A 26 GHz GaN-MMIC with integrated switches for discrete level supply modulation
Fig. 1: Photograph of the fabricated MMIC.
Fig.2: Simplified schematic of the three-stage integrated MMIC with a 2-level class-G integrated voltage switch for the 2nd stage and a 3-level class-G integrated voltage switch for the final stage.
Fig.3: Gain and PAE versus output power at 26.4 GHz for combinations of 3 different supply voltages at IDQ1 and IDQ2 = 50 mA and IDQ3 at 100 mA.
In recent years, the focus of FBH’s RF Power Lab has been to transfer the knowledge and methods for efficiency enhancement implemented in discrete RF power GaN technology to integrated MMIC solutions for higher frequency applications.
A first approach with an integrated voltage supply switch on the PA chip was presented in [1]. Inspired by that concept, a 3-stage PA with a 2-level voltage supply for the second PA stage and a 3-level voltage supply for the final PA stage have been integrated on the same chip in novel design [2]. The topology with supply modulation of both the second stage and the final stage allows more flexibility in the performance optimization for alternative signals and frequencies.
The MMIC which is shown in Fig. 1 was fabricated using coplanar waveguide (CPW) technology in the 150 nm GaN-process at FBH with an integrated planar GaN-diode option. The 3-stage PA is scaled in the proportions 2:3:6 with an 8 x 50 mm transistor in the 1st stage, a 12 x 50 mm transistor in the 2nd stage and two combined 12 x 50 µm transistors with inter-transistor odd-mode stabilization in the 3rd stage. A simplified schematic of the MMIC topology is shown in Fig. 2.

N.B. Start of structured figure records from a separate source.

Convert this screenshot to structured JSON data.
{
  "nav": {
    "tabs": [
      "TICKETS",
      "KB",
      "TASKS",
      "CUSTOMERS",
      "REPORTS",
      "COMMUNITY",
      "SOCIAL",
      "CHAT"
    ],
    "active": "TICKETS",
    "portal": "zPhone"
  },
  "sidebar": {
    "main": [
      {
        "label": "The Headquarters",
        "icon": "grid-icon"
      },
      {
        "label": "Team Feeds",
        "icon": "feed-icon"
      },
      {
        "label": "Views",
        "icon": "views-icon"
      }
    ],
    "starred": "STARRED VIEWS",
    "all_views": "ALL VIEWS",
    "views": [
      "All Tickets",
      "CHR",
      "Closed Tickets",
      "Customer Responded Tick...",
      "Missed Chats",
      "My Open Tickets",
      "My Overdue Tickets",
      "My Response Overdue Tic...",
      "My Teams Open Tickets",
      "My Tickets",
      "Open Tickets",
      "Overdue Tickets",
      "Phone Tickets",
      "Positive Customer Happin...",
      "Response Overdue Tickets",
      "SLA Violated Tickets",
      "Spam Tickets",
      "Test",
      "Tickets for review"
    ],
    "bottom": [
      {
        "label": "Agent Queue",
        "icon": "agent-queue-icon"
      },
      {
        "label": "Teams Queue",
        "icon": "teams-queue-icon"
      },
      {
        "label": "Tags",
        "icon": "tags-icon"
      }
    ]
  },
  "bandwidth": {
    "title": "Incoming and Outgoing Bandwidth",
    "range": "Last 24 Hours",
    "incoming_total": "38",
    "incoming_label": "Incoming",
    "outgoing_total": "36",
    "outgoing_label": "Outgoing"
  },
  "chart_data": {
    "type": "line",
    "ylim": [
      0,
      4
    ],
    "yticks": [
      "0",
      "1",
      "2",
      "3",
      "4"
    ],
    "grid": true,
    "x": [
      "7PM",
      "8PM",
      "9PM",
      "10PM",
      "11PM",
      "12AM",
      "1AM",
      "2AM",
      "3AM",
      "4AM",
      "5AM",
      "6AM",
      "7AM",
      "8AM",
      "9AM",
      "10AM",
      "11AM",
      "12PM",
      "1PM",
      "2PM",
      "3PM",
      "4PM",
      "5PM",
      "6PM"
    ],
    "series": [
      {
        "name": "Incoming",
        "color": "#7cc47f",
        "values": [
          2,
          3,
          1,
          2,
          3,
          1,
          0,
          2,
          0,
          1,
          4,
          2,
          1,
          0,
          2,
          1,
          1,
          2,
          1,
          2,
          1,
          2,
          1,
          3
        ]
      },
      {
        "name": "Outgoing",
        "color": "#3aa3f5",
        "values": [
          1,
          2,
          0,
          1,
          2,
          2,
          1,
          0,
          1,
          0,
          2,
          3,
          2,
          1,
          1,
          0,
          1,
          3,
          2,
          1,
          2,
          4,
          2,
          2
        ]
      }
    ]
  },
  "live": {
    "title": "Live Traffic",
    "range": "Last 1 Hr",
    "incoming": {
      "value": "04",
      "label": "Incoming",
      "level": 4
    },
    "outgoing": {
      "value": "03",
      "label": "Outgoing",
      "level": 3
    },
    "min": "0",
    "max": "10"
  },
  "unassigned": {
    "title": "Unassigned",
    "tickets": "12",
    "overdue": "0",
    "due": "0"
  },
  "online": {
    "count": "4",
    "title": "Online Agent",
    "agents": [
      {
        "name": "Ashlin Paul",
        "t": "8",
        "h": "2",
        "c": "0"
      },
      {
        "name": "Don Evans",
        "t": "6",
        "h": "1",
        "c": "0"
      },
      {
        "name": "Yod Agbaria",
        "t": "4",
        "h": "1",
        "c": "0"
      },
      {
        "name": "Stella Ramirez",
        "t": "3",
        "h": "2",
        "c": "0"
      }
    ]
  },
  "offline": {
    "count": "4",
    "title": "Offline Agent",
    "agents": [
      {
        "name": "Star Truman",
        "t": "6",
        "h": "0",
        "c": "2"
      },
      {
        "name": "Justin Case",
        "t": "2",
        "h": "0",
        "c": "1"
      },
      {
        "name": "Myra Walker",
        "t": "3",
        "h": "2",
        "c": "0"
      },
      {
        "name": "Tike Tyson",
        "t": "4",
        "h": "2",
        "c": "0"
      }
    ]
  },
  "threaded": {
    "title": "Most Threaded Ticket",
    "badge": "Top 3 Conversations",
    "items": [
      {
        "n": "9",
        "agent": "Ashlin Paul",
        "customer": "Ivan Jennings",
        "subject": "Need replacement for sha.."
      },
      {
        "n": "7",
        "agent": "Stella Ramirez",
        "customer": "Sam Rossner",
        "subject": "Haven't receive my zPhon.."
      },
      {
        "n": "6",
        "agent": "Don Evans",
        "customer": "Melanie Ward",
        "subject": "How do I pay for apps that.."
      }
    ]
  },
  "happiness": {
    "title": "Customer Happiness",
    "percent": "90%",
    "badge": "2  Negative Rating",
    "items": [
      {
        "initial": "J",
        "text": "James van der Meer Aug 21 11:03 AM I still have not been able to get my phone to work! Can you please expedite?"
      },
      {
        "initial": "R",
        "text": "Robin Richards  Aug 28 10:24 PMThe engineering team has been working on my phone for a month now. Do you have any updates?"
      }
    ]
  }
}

The small-signal S-parameters show a 3-dB bandwidth from 24.4 to 28 GHz with input matching in the 5-10 dB range. The amplifier is unconditionally stable for the whole expected supply voltage range from 8 to 26 V. From sample measurements three fixed suitable supply voltages were selected, 14 V, 20 V, and 26 V. Hence, the 1st stage would run at 14 V the 2nd at either 14 V or 20 V and the 3rd at either 14 V, 20 V or 26 V. Each voltage supplied through its respective modulator path with its losses. The results can be seen in Fig. 3 with fixed 24-V supply for all stages as reference. As expected the linear gain varies a lot with supply voltage level and the output power is totally dominated by the 3rd stage supply. A maximum 5.5 %-points PAE improvement is found at about 5 dB back-off compared to the fixed voltage case.
The static influence of the switching stages was measured separately as the transfer characteristic of each PA stage. The diodes have considerable forward voltage drop of more than 1.5 V in the relevant current range. This is detrimental for the performance of the low- and middle-voltage stages. The effect on PAE was de-embedded for the peak PAE 14 V/14 V/20 V combination in Fig. 3. The dashed green line shows that the static losses of the switches cause 1.5 %-points PAE reduction.
The coming year will show the first dynamic results of discrete level supply modulation implemented for very high instantaneous modulation bandwidths in mm-Wave amplifiers. These achievements will outline the role for high efficiency GaN in future 5G telecom and space applications. The presented MMIC have highlighted the potential of mm-wave class-G solutions.
Publications
[1] O. Bengtsson, N. Wolff, S. Preis, F. Schnieder, S. Chevtchenko, W. Heinrich "GaN-HEMT MMIC with integrated Class-G Switching Stage for Discrete Level Supply Modulation for 20 GHz Space Applications", 2018 IEEE MTT-S Latin America Microwave Conference (LAMC 2018), 2018, pp. 1-3, doi: 10.1109/LAMC.2018.8699052.
[2] O. Bengtsson, S. Paul, C. Schulze, S. Chevtchenko, W. Heinrich "A 26 GHz GaN-MMIC with Integrated Switches for Discrete Level Supply Modulation", 2021 IEEE/MTT-S International Microwave Symposium (IMS), 2021, pp. 527-530.